THE EMPRESS CATHERINE.

THE two male conspirators against the liberties of mankind, the rights of nations, the peace of the world, have now been painted, but in colours far more subdued than the natural hues of their crime. It remains that the most profligate of the three should be portrayed, and she a woman!—but a woman in whom the lust of power, united with the more vulgar profligacy of our kind, had effaced all traces of the softer nature that marks the sex, and left an image of commanding talents and prodigious firmness of soul, the capacities which constitute a great character, blended with unrelenting fierceness of disposition, unscrupulous proneness to fraud, unrestrained indulgence of the passions, all the weakness and all the wickedness which can debase the worst of the human race.

The Princess Sophia of Anhalt Zerbst, one of the smallest of the petty principalities in which Northern Germany abounds, was married to Peter III., nephew and heir-presumptive to the Russian crown, and she took the name of Catherine, according to the custom of that barbarous nation.

The profligacy of Elizabeth, then on the throne of the Czars, was little repugnant to the crapulous life which her future successor led, or to his consort following their joint example. The young bride, accordingly, soon fell into the debauched habits of the court, and she improved upon them; for having more than once changed the accomplices of her adulterous indulgences, almost as swiftly as Elizabeth did, she had her husband murdered by her paramour, that is, the person for the time holding the office of paramour; and having gained over the guards and the mob of Petersburgh, she usurped the crown to which she could pretend no earthly title. To refute the reports that were current and to satisfy all inquiries as to the cause of Peter's death, she ordered his body to be exposed to public view, and stationed guards to prevent any one from approaching near enough to see the livid hue which the process of strangling had spread over his features.
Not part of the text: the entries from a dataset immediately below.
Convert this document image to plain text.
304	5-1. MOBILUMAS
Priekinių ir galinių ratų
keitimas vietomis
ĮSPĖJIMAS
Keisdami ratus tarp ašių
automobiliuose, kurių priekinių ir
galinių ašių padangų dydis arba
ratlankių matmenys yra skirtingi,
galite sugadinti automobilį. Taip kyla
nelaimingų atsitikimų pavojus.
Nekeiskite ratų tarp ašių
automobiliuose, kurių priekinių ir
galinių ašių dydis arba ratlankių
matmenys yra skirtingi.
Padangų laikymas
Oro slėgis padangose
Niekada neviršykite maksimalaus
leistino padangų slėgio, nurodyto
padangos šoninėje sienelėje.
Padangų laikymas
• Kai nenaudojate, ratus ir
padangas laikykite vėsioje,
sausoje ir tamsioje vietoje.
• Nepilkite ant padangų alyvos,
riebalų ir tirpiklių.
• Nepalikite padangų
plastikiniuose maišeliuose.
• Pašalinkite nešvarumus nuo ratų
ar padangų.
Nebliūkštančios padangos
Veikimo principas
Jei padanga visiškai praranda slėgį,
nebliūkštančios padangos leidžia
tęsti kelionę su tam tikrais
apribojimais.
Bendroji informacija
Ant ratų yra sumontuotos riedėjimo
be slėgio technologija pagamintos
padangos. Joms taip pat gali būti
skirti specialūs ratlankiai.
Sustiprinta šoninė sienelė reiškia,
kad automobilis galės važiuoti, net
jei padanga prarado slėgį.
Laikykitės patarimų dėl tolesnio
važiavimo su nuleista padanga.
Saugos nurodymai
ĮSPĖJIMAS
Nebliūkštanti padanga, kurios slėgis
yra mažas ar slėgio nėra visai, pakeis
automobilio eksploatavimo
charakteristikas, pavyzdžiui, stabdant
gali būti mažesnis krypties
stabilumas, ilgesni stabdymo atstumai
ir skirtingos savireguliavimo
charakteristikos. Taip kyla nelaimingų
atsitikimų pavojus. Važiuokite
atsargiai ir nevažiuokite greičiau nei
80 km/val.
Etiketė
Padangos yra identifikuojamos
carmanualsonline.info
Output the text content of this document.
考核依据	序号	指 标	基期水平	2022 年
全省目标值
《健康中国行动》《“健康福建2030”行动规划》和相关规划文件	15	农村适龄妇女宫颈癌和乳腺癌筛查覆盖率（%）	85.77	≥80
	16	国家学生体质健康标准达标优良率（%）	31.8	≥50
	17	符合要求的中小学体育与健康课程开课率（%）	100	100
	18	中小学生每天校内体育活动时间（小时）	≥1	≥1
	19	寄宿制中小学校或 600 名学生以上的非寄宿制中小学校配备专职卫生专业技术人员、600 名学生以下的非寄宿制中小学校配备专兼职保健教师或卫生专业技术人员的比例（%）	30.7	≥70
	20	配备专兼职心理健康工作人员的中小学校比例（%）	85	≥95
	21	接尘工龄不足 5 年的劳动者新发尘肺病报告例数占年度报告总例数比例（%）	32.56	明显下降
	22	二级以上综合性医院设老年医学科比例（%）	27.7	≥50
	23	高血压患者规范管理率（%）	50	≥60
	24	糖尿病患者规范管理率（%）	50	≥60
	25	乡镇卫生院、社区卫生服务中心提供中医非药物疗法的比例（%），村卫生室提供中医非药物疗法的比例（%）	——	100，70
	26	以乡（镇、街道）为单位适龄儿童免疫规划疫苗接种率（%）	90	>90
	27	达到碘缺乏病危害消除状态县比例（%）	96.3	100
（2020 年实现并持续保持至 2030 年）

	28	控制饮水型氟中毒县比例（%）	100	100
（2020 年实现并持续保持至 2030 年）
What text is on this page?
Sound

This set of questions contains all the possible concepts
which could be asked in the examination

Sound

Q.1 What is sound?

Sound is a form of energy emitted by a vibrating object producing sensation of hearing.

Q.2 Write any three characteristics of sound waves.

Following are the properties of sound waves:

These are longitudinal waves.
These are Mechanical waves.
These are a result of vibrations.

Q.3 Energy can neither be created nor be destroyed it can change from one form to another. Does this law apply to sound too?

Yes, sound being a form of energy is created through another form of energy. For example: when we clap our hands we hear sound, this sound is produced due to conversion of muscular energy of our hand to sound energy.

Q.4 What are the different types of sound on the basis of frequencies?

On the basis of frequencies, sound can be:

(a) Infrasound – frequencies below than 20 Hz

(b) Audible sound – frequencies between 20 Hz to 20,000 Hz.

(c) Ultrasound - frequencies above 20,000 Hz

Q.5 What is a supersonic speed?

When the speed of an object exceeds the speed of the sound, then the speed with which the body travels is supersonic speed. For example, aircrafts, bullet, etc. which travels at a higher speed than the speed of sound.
The reign thus happily begun, was continued in the constant practice of debauchery and the occasional commission of convenient murder. Lover after lover was admitted to the embraces of the Messalina of the North, until soldiers of the guards were employed in fatiguing an appetite which could not be satiated. Sometimes the favourite of the day would be raised to the confidence and the influence of prime minister; but after a while he ceased to

please as the paramour, though he retained his ministerial functions: One of the princes of the blood having been pitched on by a party to be their leader, was thrown into prison; and when the zeal of that party put forward pretences to the throne on his behalf, the imperial Jezebel had him murdered in his dungeon as the shortest way of terminating all controversy on his account, and all uneasiness. The mediocrity of her son Paul's talents gave her no umbrage, especially joined to the eccentricity of his nature, and his life was spared. Had he given his tigress-mother a moment's alarm, he would speedily have followed his unhappy father to the regions where profligacy and parricide are unknown.

Although Catherine was thus abandoned in all her indulgences and unscrupulous in choosing the means of gratifying her ambition especially, yet did she not give herself up to either the one kind of vice or the other, either to cruelty or to lust, with the weakness which in little minds lends those abominable propensities an entire and undivided control. Her lovers never were her rulers; her licentiousness interfered not with her public conduct her cruelties were not numerous and wanton; not the result of caprice or the occupation of a wicked and malignant nature, but the expedients, the unjustifiable, the detestable expedients, to which she had recourse when a great end was to be attained.